Reduced fees on all 10 of its mutual funds furthers longstanding commitment to lower-cost active management for investors
Capital Group has announced fee reductions on all ten of its mutual funds, continuing the company's long-standing commitment to low-cost active management for investors.
All funds will have a lower management fee schedule starting June 1, 2022. The firm is also applying a three-tier management fee rate system, which provides investors with lower management fee rates when their assets increase into a new tier.
As the fund grows, Capital Group will be able to pass on the fund's economies of scale to Canadian investors.
The fee reduction varies with each fund, with the most significant reduction going to series F units of Capital Group World Bond Fund (Canada), which will pay 0.45% instead of 0.65% today. As the fund grows, management fee breakpoints of 0.42% on net assets between $5 billion and $10 billion and 0.40% on net assets exceeding $10 billion will further cut the rate.
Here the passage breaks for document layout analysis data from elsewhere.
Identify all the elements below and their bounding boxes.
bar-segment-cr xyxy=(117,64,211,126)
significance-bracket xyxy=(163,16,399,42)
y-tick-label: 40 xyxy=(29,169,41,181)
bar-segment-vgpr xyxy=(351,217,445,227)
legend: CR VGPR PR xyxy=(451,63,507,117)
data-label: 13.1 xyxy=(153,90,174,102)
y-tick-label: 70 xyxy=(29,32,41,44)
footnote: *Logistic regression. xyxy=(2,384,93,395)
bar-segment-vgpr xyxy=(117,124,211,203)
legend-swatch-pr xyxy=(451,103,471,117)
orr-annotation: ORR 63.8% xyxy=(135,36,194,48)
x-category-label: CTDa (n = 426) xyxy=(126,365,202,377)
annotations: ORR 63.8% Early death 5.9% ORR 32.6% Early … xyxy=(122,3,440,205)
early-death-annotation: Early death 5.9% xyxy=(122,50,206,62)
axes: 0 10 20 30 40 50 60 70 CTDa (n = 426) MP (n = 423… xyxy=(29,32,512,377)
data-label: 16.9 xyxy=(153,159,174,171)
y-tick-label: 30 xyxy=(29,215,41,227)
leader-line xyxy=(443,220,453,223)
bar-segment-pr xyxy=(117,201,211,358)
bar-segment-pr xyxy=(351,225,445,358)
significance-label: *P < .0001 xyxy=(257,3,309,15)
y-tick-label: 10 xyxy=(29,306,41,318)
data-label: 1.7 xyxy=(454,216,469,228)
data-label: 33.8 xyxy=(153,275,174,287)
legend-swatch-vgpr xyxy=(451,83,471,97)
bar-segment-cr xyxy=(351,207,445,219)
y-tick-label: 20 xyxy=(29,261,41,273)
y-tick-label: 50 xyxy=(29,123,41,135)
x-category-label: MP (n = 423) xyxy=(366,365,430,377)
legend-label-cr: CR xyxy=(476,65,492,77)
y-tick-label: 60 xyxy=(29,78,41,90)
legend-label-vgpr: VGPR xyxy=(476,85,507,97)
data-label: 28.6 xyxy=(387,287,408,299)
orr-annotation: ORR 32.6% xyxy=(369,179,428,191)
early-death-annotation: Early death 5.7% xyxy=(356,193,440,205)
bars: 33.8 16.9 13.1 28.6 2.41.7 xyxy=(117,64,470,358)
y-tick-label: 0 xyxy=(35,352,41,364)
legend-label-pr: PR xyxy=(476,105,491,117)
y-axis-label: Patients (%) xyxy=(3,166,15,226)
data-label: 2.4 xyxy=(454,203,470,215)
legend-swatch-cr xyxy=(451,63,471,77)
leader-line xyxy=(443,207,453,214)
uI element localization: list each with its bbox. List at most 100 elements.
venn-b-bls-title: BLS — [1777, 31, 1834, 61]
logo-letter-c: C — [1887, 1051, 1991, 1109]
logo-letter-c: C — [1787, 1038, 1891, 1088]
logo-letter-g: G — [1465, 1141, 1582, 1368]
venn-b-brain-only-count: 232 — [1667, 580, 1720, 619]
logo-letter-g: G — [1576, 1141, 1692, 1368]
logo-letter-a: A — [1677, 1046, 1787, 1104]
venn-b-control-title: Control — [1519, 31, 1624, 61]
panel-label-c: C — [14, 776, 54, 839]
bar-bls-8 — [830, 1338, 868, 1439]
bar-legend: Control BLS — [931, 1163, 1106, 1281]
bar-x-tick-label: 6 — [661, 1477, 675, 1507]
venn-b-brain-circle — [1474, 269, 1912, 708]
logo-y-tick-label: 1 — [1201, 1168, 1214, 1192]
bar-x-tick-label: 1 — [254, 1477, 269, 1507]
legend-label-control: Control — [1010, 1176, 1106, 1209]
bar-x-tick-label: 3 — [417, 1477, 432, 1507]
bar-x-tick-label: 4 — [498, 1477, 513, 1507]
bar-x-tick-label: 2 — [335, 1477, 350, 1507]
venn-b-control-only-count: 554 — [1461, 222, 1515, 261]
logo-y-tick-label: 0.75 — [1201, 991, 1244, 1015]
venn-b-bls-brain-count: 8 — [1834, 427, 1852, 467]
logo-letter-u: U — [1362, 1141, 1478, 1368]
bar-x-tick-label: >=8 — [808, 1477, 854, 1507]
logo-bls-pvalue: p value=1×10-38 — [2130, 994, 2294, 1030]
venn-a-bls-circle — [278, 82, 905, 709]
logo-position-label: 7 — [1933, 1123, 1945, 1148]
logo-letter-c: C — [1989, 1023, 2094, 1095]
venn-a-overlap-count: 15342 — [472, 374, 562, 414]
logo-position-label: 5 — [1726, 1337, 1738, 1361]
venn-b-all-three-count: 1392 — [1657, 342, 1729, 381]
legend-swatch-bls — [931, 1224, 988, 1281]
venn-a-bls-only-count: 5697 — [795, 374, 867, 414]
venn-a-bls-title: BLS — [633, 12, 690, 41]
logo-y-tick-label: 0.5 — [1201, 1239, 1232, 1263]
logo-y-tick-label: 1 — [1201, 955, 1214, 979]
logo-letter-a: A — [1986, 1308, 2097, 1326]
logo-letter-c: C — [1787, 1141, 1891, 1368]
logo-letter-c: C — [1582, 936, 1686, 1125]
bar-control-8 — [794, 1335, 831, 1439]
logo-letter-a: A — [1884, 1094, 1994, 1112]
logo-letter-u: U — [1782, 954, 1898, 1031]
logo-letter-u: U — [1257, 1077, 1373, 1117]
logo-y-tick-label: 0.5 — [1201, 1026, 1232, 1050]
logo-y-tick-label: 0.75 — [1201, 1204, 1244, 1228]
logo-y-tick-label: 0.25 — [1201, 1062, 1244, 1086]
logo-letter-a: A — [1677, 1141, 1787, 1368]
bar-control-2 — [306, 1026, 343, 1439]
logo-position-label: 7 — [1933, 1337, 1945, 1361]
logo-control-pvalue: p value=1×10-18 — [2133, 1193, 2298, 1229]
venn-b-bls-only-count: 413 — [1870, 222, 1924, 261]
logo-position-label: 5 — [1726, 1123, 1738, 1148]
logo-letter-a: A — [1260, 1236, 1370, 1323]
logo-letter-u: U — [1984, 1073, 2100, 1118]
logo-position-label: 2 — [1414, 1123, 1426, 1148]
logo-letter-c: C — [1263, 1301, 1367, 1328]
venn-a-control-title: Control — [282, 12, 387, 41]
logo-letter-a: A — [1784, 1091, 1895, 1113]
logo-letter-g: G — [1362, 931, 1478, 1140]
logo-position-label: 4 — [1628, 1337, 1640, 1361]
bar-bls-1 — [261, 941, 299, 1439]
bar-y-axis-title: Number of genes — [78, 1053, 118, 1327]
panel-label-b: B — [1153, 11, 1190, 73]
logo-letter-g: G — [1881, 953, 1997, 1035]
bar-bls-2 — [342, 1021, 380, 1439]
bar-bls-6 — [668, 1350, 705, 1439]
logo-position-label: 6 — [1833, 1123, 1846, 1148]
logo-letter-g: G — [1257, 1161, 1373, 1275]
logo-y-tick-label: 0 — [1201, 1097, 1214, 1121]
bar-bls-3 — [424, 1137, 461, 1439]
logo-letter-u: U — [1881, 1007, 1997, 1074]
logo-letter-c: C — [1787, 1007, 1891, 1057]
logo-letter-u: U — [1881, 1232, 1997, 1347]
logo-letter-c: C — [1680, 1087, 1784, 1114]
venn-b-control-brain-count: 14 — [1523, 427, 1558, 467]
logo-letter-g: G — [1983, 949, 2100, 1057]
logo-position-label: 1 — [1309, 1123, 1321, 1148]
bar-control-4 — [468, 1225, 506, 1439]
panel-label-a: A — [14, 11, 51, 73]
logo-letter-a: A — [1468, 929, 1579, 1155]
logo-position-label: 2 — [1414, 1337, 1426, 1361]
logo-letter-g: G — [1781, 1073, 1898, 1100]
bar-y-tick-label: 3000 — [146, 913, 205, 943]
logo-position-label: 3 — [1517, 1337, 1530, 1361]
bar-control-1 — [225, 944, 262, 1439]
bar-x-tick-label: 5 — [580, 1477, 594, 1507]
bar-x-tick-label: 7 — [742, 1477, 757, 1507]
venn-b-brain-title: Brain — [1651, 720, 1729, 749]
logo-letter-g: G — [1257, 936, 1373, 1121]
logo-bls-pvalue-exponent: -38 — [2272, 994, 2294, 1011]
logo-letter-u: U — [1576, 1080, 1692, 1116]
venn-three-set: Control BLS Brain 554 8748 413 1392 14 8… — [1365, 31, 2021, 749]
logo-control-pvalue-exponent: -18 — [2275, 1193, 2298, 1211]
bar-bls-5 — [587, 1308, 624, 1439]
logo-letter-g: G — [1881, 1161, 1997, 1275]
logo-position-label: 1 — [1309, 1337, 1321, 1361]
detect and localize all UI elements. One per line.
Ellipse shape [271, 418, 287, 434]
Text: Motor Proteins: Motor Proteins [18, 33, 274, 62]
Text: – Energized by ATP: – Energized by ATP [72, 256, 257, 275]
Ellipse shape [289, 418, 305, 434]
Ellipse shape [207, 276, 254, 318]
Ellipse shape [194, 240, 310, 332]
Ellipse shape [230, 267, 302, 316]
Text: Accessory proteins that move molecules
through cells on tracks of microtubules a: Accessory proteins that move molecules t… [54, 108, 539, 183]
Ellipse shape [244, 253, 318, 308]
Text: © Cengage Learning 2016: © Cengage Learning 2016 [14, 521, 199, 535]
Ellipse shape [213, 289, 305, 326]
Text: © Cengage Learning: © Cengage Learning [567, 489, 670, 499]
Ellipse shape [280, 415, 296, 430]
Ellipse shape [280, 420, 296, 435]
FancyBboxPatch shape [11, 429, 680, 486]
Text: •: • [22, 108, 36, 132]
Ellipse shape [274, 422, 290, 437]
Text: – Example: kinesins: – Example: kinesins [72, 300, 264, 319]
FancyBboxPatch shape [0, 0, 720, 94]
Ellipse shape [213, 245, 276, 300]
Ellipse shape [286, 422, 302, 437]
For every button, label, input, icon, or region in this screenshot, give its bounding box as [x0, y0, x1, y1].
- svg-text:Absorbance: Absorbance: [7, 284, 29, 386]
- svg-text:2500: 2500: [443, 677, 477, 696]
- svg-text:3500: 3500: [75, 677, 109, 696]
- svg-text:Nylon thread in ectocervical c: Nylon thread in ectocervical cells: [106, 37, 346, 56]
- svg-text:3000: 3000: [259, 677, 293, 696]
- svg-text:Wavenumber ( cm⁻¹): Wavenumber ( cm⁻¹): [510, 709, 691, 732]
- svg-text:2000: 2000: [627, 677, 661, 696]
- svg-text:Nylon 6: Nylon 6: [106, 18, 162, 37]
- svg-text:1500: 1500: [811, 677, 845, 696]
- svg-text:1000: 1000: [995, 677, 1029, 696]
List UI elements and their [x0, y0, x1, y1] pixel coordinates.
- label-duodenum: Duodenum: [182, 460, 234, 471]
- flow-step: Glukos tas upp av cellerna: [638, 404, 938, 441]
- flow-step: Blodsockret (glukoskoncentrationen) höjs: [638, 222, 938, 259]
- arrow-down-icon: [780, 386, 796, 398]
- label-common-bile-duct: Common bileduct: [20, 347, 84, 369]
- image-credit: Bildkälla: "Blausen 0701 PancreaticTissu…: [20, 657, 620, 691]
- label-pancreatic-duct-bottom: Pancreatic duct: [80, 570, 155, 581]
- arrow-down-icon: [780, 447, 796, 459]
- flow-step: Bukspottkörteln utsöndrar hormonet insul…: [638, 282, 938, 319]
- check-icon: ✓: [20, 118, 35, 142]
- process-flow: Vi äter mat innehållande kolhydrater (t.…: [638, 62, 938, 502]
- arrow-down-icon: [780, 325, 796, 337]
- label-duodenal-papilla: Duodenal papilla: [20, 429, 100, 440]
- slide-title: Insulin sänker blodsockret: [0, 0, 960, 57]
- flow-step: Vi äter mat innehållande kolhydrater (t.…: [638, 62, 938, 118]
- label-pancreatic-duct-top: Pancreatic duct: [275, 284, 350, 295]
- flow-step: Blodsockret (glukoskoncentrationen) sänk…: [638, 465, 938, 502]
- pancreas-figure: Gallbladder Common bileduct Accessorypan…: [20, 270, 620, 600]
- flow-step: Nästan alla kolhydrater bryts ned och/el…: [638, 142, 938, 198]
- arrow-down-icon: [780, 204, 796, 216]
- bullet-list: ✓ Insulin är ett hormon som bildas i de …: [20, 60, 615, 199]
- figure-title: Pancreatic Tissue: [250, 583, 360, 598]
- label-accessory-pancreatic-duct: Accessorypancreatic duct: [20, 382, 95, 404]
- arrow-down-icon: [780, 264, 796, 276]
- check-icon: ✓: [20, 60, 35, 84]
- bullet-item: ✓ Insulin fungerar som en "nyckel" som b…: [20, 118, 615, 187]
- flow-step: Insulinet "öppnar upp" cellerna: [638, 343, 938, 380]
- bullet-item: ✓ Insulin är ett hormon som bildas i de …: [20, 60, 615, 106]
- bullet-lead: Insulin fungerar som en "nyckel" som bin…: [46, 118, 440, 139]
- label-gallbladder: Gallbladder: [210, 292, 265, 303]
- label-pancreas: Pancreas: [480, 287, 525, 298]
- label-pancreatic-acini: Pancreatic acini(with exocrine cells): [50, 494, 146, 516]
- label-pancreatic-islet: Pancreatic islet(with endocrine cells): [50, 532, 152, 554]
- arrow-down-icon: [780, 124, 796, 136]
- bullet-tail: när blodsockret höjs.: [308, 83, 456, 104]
"Globally, Capital Group is one of the largest active fund managers in the world and we are committed to sharing economies of scale with investors, to help improve their financial lives through successful investing," Rick Headrick, president of Capital Group in Canada, said. "Delivering on that commitment is one reason we've succeeded in Canada and, as our business continues to grow, more investors benefit from the value our global team of investment professionals bring to our strategies."
The administration fee on hedged series of Capital Group World Bond Fund (Canada) and Capital Group Capital Income Builder (Canada) will also be cut as the funds’ size is leveraged to reduce costs from third-party currency hedging.
Because the negotiated management charge for Series I, Series IH, and Series O units will not exceed the maximum management costs payable for Series F, FH, and A units of the funds, the new fee tiers will have an impact on those series with negotiated fees.